# When do you put your bottle babies back outside?



## LittleGoatGal (Jan 9, 2013)

I was wondering when you put your bottle baby (age) back outside after keeping them inside?


----------



## crocee (Jul 25, 2008)

I put mine back out when they get too big to fit through the fence One of my last bottle babies would scream and push through the fence if I left her out with those mean bigger goats so I ended up putting chicken wire around the inside of her pen. After a couple days she was fine but still miffed at me. I had previously taken her out for meet and greet sessions but always took her back inside. I never had any problems out of the other goats being mean to her. As soon as I opened the gate to leave she would work her way through the fence hold and come after me. I think she was 2 months old at the time and should not have been able to fit.


----------



## Di (Jan 29, 2008)

I "try" to leave them out there from the beginning. However, we had quints born one year and brought 2 in for bottle feeding. It was cold and I was feeling lazy, so I put them in a dog crate. It was so cute, they were even house trained, but, then they started "bouncing off the walls" jumping from my DH's recliner onto my new granite counter tops! So, out they went at about 3/4 weeks old. You should have seen the look on their little faces! WHAT! I have to stay out here...with the animals?! 

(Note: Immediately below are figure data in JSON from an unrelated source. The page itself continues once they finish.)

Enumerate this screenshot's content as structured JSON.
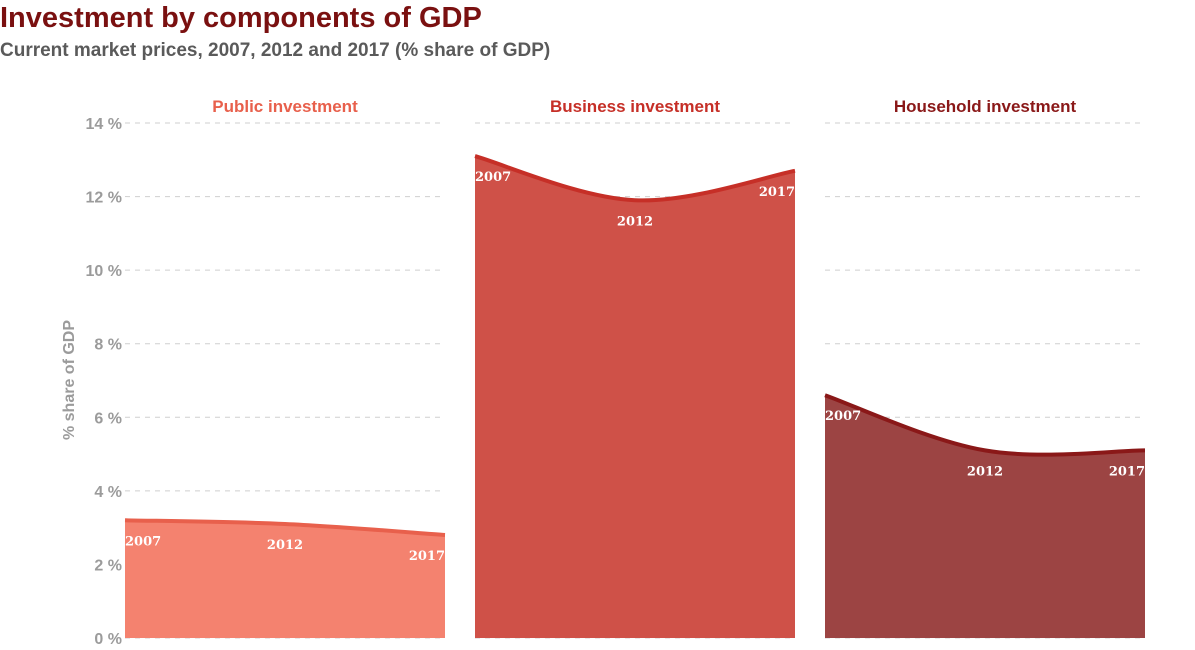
{
  "title": "Investment by components of GDP",
  "subtitle": "Current market prices, 2007, 2012 and 2017 (% share of GDP)",
  "chart_data": {
    "type": "area",
    "ylabel": "% share of GDP",
    "ylim": [
      0,
      14
    ],
    "yticks": [
      0,
      2,
      4,
      6,
      8,
      10,
      12,
      14
    ],
    "ytick_labels": [
      "0 %",
      "2 %",
      "4 %",
      "6 %",
      "8 %",
      "10 %",
      "12 %",
      "14 %"
    ],
    "grid": true,
    "x": [
      "2007",
      "2012",
      "2017"
    ],
    "panels": [
      {
        "title": "Public investment",
        "values": [
          3.2,
          3.1,
          2.8
        ],
        "fill": "#f4826f",
        "line": "#e8604c",
        "title_color": "#e8604c"
      },
      {
        "title": "Business investment",
        "values": [
          13.1,
          11.9,
          12.7
        ],
        "fill": "#cf5148",
        "line": "#c62f27",
        "title_color": "#c62f27"
      },
      {
        "title": "Household investment",
        "values": [
          6.6,
          5.1,
          5.1
        ],
        "fill": "#9c4443",
        "line": "#8a1818",
        "title_color": "#8a1818"
      }
    ]
  }
}
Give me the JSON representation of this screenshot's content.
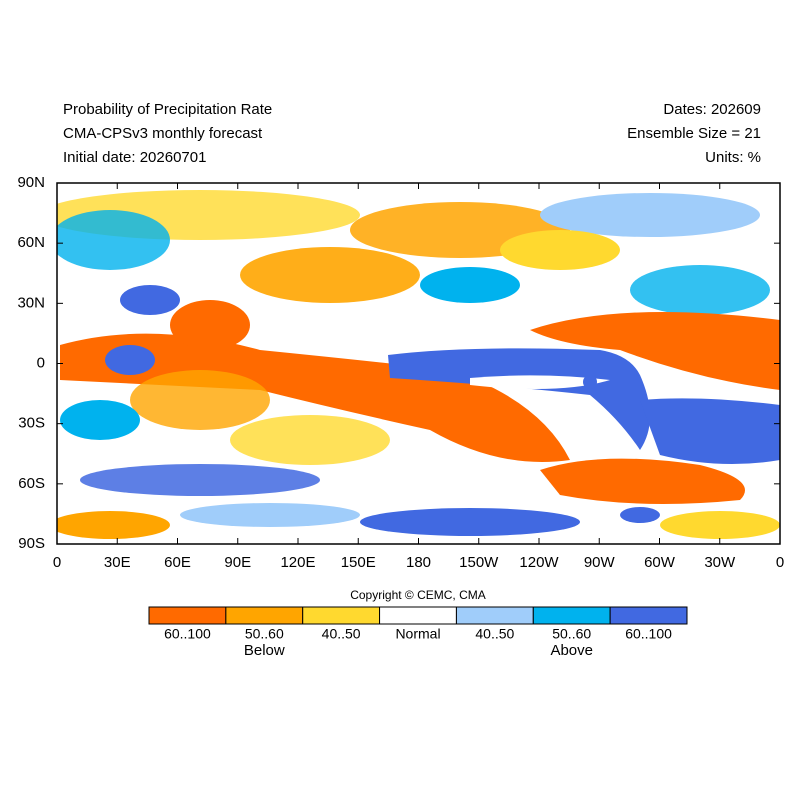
{
  "header": {
    "left": [
      "Probability of Precipitation Rate",
      "CMA-CPSv3 monthly forecast",
      "Initial date: 20260701"
    ],
    "right": [
      "Dates: 202609",
      "Ensemble Size = 21",
      "Units: %"
    ]
  },
  "map": {
    "x_ticks": [
      "0",
      "30E",
      "60E",
      "90E",
      "120E",
      "150E",
      "180",
      "150W",
      "120W",
      "90W",
      "60W",
      "30W",
      "0"
    ],
    "y_ticks": [
      "90N",
      "60N",
      "30N",
      "0",
      "30S",
      "60S",
      "90S"
    ]
  },
  "copyright": "Copyright © CEMC, CMA",
  "legend": {
    "items": [
      {
        "label": "60..100",
        "color": "#ff6a00"
      },
      {
        "label": "50..60",
        "color": "#ffa500"
      },
      {
        "label": "40..50",
        "color": "#ffd92f"
      },
      {
        "label": "Normal",
        "color": "#ffffff"
      },
      {
        "label": "40..50",
        "color": "#a0cdfa"
      },
      {
        "label": "50..60",
        "color": "#00b2ee"
      },
      {
        "label": "60..100",
        "color": "#4169e1"
      }
    ],
    "below": "Below",
    "above": "Above"
  }
}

If you have had them in a "climate controlled room" you can't just put them out in the cold. It may be a couple of weeks of taking them out on warmer days and bringing them in at night...leaving out for longer periods, etc. To get them adjusted to the weather. If you can put a heater of some sort out in your barn that may be enough...depending on your weather. They have to learn to be goats...and they learn that from other goats.


----------